Tape mishaps drives call for tougher data protection laws

Claiming Australian companies are far too lax when it comes to the protection of personal data, Frost & Sullivan security analyst James Turner says the only solution is the introduction of tough new laws by the federal government.

Zeroing in on the financial services industry, Turner said banks have been "appallingly reactionary" when it comes to security issues.

"The only way to make them play nice is through legislation," he said adding that most of the Australian market is still doing security on a shoestring budget.

Turner's call to action follows a number of high-profile mishaps recently involving lost backup tapes holding credit card information on millions of account holders.

For example, the Bank of America lost digital tapes with information on 1.2 million people including 60 US Senators.

Analysts said the mishap highlights the risk of physically moving archived data to storage facilities and is driving the move toward network-based, disk-to-disk backup systems.

In February, identity thieves gained access to the personal information of 145,000 residents by accessing ChoicePoint which maintains a 19-billion-item database including driving licence numbers and credit data.

Neither organization would confirm whether the data was encrypted and Turner claims that, at the local level there is only piecemeal acceptance of the need to encrypt back-up tapes for stricter security controls.

Turner said this is due to tight budgets and the perception that encryption is just too expensive.

Until Australian companies become legally obligated, he said, back-up tapes will not be encrypted.

However, policy management director at P7 Security, Andre Stein, believes there has been a marked increase in full-scale data tape encryption over the last 12 months but adds it has had little to do with security.

Instead, he said it has been tied to an increased focus on meticulous disaster recovery and business continuity planning.

There is also the need to maintain the integrity of long-term stored data, which may be required by investigators following a corporate collapse, he said.

"Record updating in the private sector is often ad hoc and haphazard - very often encrypted data tapes are not updated, which leads to not only a breach of the law but also inefficiencies due to a company maintaining outdated and incorrect information on its target market," Stein said.

"Very often personal information on customers already held on tape are not updated which is not a breach of the Commonwealth Privacy Acts and various State/Territory Health Records Acts.

"Significant compliance and political risk arises where companies centralize their data storage policies and procedures because different jurisdictions have vastly different data storage and handling laws and policies.
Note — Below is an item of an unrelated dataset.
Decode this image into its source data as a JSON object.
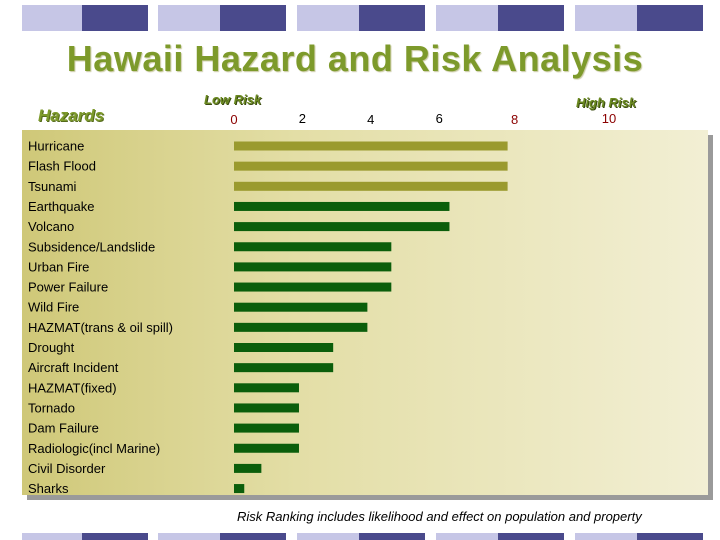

It is critical that corporate policies, particularly where companies store their back up tapes outside of their immediate jurisdiction (eg a NSW office storing tapes in the Act or Victoria or overseas realize that different jurisdictions have vastly different data storage and handling laws and policies, and need to be customized for each jurisdiction.

One IT manager at a large financial firm who spoke to Computerworld on condition of anonymity said encryption is important for off-site traffic to an untrusted source.

"But if you store backup tapes on-site they have to be easily accessible; encrypting them can be a real disadvantage to doing business," he said.

"Accessibility and reliability is more important to us, which is why encrypting data tapes is not a priority."